The books seemed to shiver with pleasure as they were held and paged over, like cats releasing deepest purrs, nearly melting into the hands that clutched them. She could see the connection between the reader and the read, the bookworm and the book, a silvery electric current sparking along the bar.
Then one young reader glanced up, just an instant’s glance away from her book, and Hannah gasped. It was her. This was Hannah at sixteen, reading Ruth Falk’s book Women Loving from the Intimate Bookshop. She had borrowed a multispeed bike she didn’t know how to gearshift and lurched six miles from her high school to this bookstore to spend her birthday money on a book she knew was about lesbians.

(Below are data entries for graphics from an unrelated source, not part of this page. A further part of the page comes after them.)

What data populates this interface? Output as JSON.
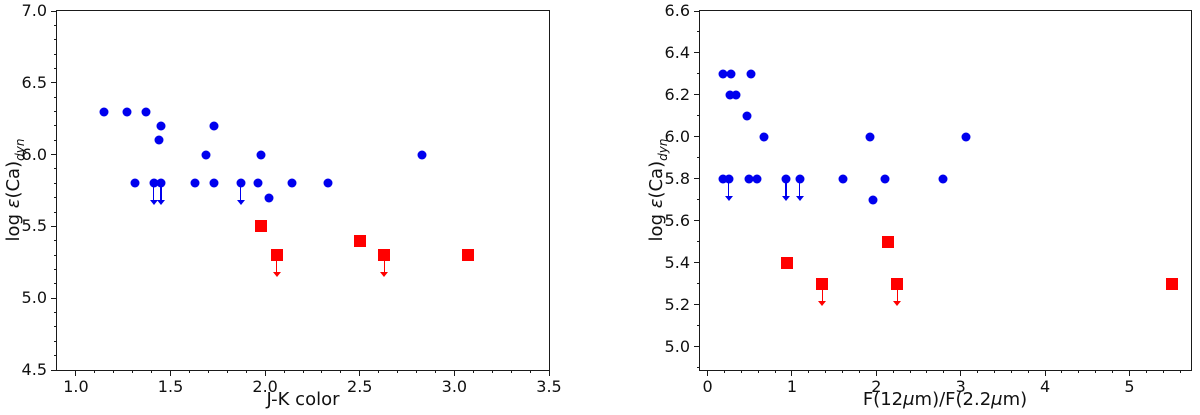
{
  "figure": {
    "background_color": "#ffffff",
    "axis_color": "#1a1a1a",
    "circle_color": "#0000ee",
    "square_color": "#ff0000"
  },
  "chart_data": [
    {
      "type": "scatter",
      "panel": "left",
      "title": "",
      "xlabel": "J-K color",
      "ylabel": "log ε(Ca)dyn",
      "ylabel_parts": {
        "prefix": "log ",
        "symbol": "ε",
        "element": "(Ca)",
        "subscript": "dyn"
      },
      "xlim": [
        0.9,
        3.5
      ],
      "ylim": [
        4.5,
        7.0
      ],
      "grid": false,
      "legend": false,
      "x_major_ticks": [
        1.0,
        1.5,
        2.0,
        2.5,
        3.0,
        3.5
      ],
      "x_tick_labels": [
        "1.0",
        "1.5",
        "2.0",
        "2.5",
        "3.0",
        "3.5"
      ],
      "x_minor_step": 0.1,
      "y_major_ticks": [
        4.5,
        5.0,
        5.5,
        6.0,
        6.5,
        7.0
      ],
      "y_tick_labels": [
        "4.5",
        "5.0",
        "5.5",
        "6.0",
        "6.5",
        "7.0"
      ],
      "y_minor_step": 0.1,
      "series": [
        {
          "name": "blue-circles",
          "marker": "circle",
          "color": "#0000ee",
          "points": [
            {
              "x": 1.15,
              "y": 6.3
            },
            {
              "x": 1.27,
              "y": 6.3
            },
            {
              "x": 1.37,
              "y": 6.3
            },
            {
              "x": 1.45,
              "y": 6.2
            },
            {
              "x": 1.73,
              "y": 6.2
            },
            {
              "x": 1.44,
              "y": 6.1
            },
            {
              "x": 1.69,
              "y": 6.0
            },
            {
              "x": 1.98,
              "y": 6.0
            },
            {
              "x": 2.83,
              "y": 6.0
            },
            {
              "x": 1.31,
              "y": 5.8
            },
            {
              "x": 1.41,
              "y": 5.8,
              "upper_limit": true
            },
            {
              "x": 1.45,
              "y": 5.8,
              "upper_limit": true
            },
            {
              "x": 1.63,
              "y": 5.8
            },
            {
              "x": 1.73,
              "y": 5.8
            },
            {
              "x": 1.87,
              "y": 5.8,
              "upper_limit": true
            },
            {
              "x": 1.96,
              "y": 5.8
            },
            {
              "x": 2.14,
              "y": 5.8
            },
            {
              "x": 2.33,
              "y": 5.8
            },
            {
              "x": 2.02,
              "y": 5.7
            }
          ]
        },
        {
          "name": "red-squares",
          "marker": "square",
          "color": "#ff0000",
          "points": [
            {
              "x": 1.98,
              "y": 5.5
            },
            {
              "x": 2.06,
              "y": 5.3,
              "upper_limit": true
            },
            {
              "x": 2.5,
              "y": 5.4
            },
            {
              "x": 2.63,
              "y": 5.3,
              "upper_limit": true
            },
            {
              "x": 3.07,
              "y": 5.3
            }
          ]
        }
      ]
    },
    {
      "type": "scatter",
      "panel": "right",
      "title": "",
      "xlabel": "F(12μm)/F(2.2μm)",
      "xlabel_parts": {
        "p1": "F(12",
        "mu1": "μ",
        "p2": "m)/F(2.2",
        "mu2": "μ",
        "p3": "m)"
      },
      "ylabel": "log ε(Ca)dyn",
      "ylabel_parts": {
        "prefix": "log ",
        "symbol": "ε",
        "element": "(Ca)",
        "subscript": "dyn"
      },
      "xlim": [
        -0.09,
        5.73
      ],
      "ylim": [
        4.89,
        6.6
      ],
      "grid": false,
      "legend": false,
      "x_major_ticks": [
        0,
        1,
        2,
        3,
        4,
        5
      ],
      "x_tick_labels": [
        "0",
        "1",
        "2",
        "3",
        "4",
        "5"
      ],
      "x_minor_step": 0.2,
      "y_major_ticks": [
        5.0,
        5.2,
        5.4,
        5.6,
        5.8,
        6.0,
        6.2,
        6.4,
        6.6
      ],
      "y_tick_labels": [
        "5.0",
        "5.2",
        "5.4",
        "5.6",
        "5.8",
        "6.0",
        "6.2",
        "6.4",
        "6.6"
      ],
      "y_minor_step": 0.1,
      "series": [
        {
          "name": "blue-circles",
          "marker": "circle",
          "color": "#0000ee",
          "points": [
            {
              "x": 0.18,
              "y": 6.3
            },
            {
              "x": 0.28,
              "y": 6.3
            },
            {
              "x": 0.52,
              "y": 6.3
            },
            {
              "x": 0.26,
              "y": 6.2
            },
            {
              "x": 0.34,
              "y": 6.2
            },
            {
              "x": 0.47,
              "y": 6.1
            },
            {
              "x": 0.67,
              "y": 6.0
            },
            {
              "x": 1.93,
              "y": 6.0
            },
            {
              "x": 3.06,
              "y": 6.0
            },
            {
              "x": 0.18,
              "y": 5.8
            },
            {
              "x": 0.25,
              "y": 5.8,
              "upper_limit": true
            },
            {
              "x": 0.49,
              "y": 5.8
            },
            {
              "x": 0.58,
              "y": 5.8
            },
            {
              "x": 0.93,
              "y": 5.8,
              "upper_limit": true
            },
            {
              "x": 1.09,
              "y": 5.8,
              "upper_limit": true
            },
            {
              "x": 1.61,
              "y": 5.8
            },
            {
              "x": 2.1,
              "y": 5.8
            },
            {
              "x": 2.79,
              "y": 5.8
            },
            {
              "x": 1.96,
              "y": 5.7
            }
          ]
        },
        {
          "name": "red-squares",
          "marker": "square",
          "color": "#ff0000",
          "points": [
            {
              "x": 0.94,
              "y": 5.4
            },
            {
              "x": 1.36,
              "y": 5.3,
              "upper_limit": true
            },
            {
              "x": 2.14,
              "y": 5.5
            },
            {
              "x": 2.25,
              "y": 5.3,
              "upper_limit": true
            },
            {
              "x": 5.5,
              "y": 5.3
            }
          ]
        }
      ]
    }
  ]
}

There she was in her painter’s pants and purple bandanna and Birkenstocks, wearing a mood ring and a woman’s symbol necklace, drinking a coffee milkshake (I used to get those at Baskin-Robbins; this was years before there was a Starbucks anywhere . . .) and reading about women who made love to other women. This was the last moment of innocence before everything began to happen. The last days of unformed consciousness.
Where were those painter’s pants now? Had life turned out the way Hannah expected? How many women had she learned to love? Would the number surprise her earlier teenage self?
“Whuh . . . hawchoo!” sneezed the teenage Letty, and all the other readers raised their heads and scolded, “Shhhhh!” The floating soda bar had all the sanctity of an archive. Brows furrowed (or raised) as readers came to particularly explicit or poignant pages. “No way,” breathed Dog, sucking on a Jolt Cola, riveted by Dykes to Watch Out For. “Shhhhhhhh!” came from the girls on either side of her.
Then Isabel put her arms around the real and grown-up Hannah, and whispered in her ear, “Now look.” And there was Isabel. Isabel, the barkeeper and mystic, whose past was never really fixed, but who evidently had one of her own. For she too was sitting at the bar for just an instant, a fifteen-year-old in a knit poncho and long skirt and hippie sandals, drinking herbal tea and absorbed in A Woman Appeared to Me.